Definitivamente lo que más importa es la comida. Y en este punto, otra vez la inflación se come el salario o lo poco que ganan los más pobres, a quienes más daño les hace esta devaluación. Más allá que el perjuicio es para todos, dado que todos los esperancinos comen.

Harinas y derivados, fideos, masitas, tortas y etcéteras, los precios están dolarizados con la venta del trigo. Todas las ramas aumentaron el 20 por ciento por lo menos.

No así el pan en las panaderías, aunque algunos se quejen que falta harina a veces. No deja de ser un alivio pero no se sabe hasta cuando, porque  se estima que la inflación anual en la Argentina será el 60% aproximadamente este año.

Mientras en los campos hay “honguitos” blancos por todos lados, reteniendo el grano y la cosecha para no liquidar dólares en una etapa muy crítica, la economía familiar hace lo mismo. Los que pueden acopian en las heladeras y los freezers todo lo que se pueda.
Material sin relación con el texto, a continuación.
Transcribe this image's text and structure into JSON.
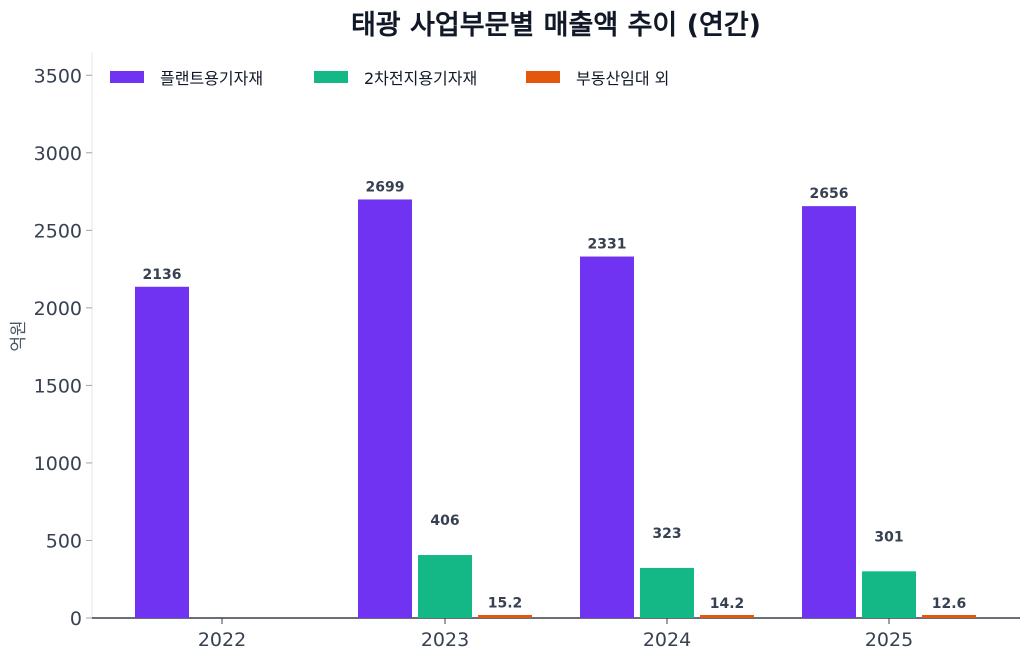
{
  "chart_data": {
    "type": "bar",
    "title": "태광 사업부문별 매출액 추이 (연간)",
    "xlabel": "",
    "ylabel": "억원",
    "categories": [
      "2022",
      "2023",
      "2024",
      "2025"
    ],
    "ylim": [
      0,
      3650
    ],
    "yticks": [
      0,
      500,
      1000,
      1500,
      2000,
      2500,
      3000,
      3500
    ],
    "grid": false,
    "legend_position": "top-left",
    "series": [
      {
        "name": "플랜트용기자재",
        "color": "#7033f1",
        "values": [
          2136,
          2699,
          2331,
          2656
        ],
        "labels": [
          "2136",
          "2699",
          "2331",
          "2656"
        ]
      },
      {
        "name": "2차전지용기자재",
        "color": "#13b886",
        "values": [
          null,
          406,
          323,
          301
        ],
        "labels": [
          "",
          "406",
          "323",
          "301"
        ]
      },
      {
        "name": "부동산임대 외",
        "color": "#e4580d",
        "values": [
          null,
          15.2,
          14.2,
          12.6
        ],
        "labels": [
          "",
          "15.2",
          "14.2",
          "12.6"
        ]
      }
    ]
  }
}
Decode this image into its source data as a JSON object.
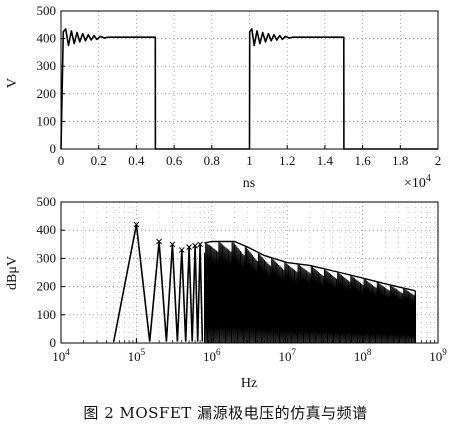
{
  "chart_data": [
    {
      "type": "line",
      "xlabel": "ns",
      "ylabel": "V",
      "x_multiplier_label": "×10",
      "x_multiplier_exp": "4",
      "xlim": [
        0,
        2
      ],
      "ylim": [
        0,
        500
      ],
      "x_ticks": [
        "0",
        "0.2",
        "0.4",
        "0.6",
        "0.8",
        "1",
        "1.2",
        "1.4",
        "1.6",
        "1.8",
        "2"
      ],
      "y_ticks": [
        "0",
        "100",
        "200",
        "300",
        "400",
        "500"
      ],
      "grid": true,
      "series": [
        {
          "x": [
            0,
            0.012,
            0.025,
            0.04,
            0.055,
            0.07,
            0.085,
            0.1,
            0.115,
            0.13,
            0.145,
            0.16,
            0.175,
            0.19,
            0.21,
            0.23,
            0.25,
            0.5,
            0.501,
            1.0,
            1.001,
            1.012,
            1.025,
            1.04,
            1.055,
            1.07,
            1.085,
            1.1,
            1.115,
            1.13,
            1.145,
            1.16,
            1.175,
            1.19,
            1.21,
            1.23,
            1.25,
            1.5,
            1.501,
            2.0
          ],
          "y": [
            0,
            425,
            435,
            375,
            428,
            382,
            422,
            388,
            418,
            392,
            414,
            395,
            411,
            397,
            408,
            402,
            405,
            405,
            0,
            0,
            425,
            435,
            375,
            428,
            382,
            422,
            388,
            418,
            392,
            414,
            395,
            411,
            397,
            408,
            402,
            405,
            405,
            405,
            0,
            0
          ]
        }
      ]
    },
    {
      "type": "line",
      "xlabel": "Hz",
      "ylabel": "dBμV",
      "x_scale": "log",
      "xlim": [
        10000,
        1000000000
      ],
      "ylim": [
        0,
        500
      ],
      "x_tick_base": "10",
      "x_tick_exps": [
        "4",
        "5",
        "6",
        "7",
        "8",
        "9"
      ],
      "y_ticks": [
        "0",
        "100",
        "200",
        "300",
        "400",
        "500"
      ],
      "grid": true,
      "series": [
        {
          "x": [
            50000,
            100000,
            150000,
            200000,
            250000,
            300000,
            350000,
            400000,
            450000,
            500000,
            550000,
            600000,
            650000,
            700000,
            750000
          ],
          "y": [
            5,
            420,
            5,
            360,
            5,
            350,
            5,
            330,
            5,
            340,
            5,
            345,
            5,
            350,
            5
          ]
        }
      ],
      "envelope": {
        "x": [
          800000,
          1000000,
          2000000,
          3000000,
          5000000,
          10000000,
          20000000,
          50000000,
          100000000,
          200000000,
          500000000
        ],
        "y": [
          355,
          360,
          360,
          340,
          310,
          285,
          275,
          250,
          230,
          210,
          185
        ]
      }
    }
  ],
  "caption": "图 2   MOSFET 漏源极电压的仿真与频谱"
}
Quien ganó dinero fue el que acopió aceite, porque las aceiteras subieron el precio en un 25 por ciento por estas horas y la yerba es un artículo de lujo, tanto que hoy se cambian dos botellas de champán por un paquete de yerba en cualquier supermercado, si se comparan precios.

Es más barato tomarse un buen vino que unos mates en este invierno y cada vez es peor.

En no pocos hogares, después del mate compartido, en el uso de la yerba, viene un segundo uso como mate cocido.

Aunque ahora el té en saquitos lo ha reemplazado claramente en los sectores humildes de la ciudad. El té en Barrio La Orilla, Fátima  o Castellanos, por citar ejemplos, se bebe a ritmo de cualquier tradicional familia o comunidad en Londres.

La buena  noticia la dieron los carniceros de Esperanza, dado que los incrementos en ese artículo tan vital para las familias, no aumentaron en la semana y recién, hace minutos en esta tarde de jueves, la variación es de menos de un 5 por ciento por corte, entre 4 y 5 pesos.

Donde hubo protestas de las madres, fue en los artículos para fiestas, que van  en repostería desde un 10 a un 70 por ciento, y también se modificaron los artículos de cotillón, aunque, hay que decirlo, no todos los precios son homogéneos en la ciudad y en algunos casos, un mismo artículo tiene pequeñas o enormes diferencias en sus valores al público entre un comercio y otro.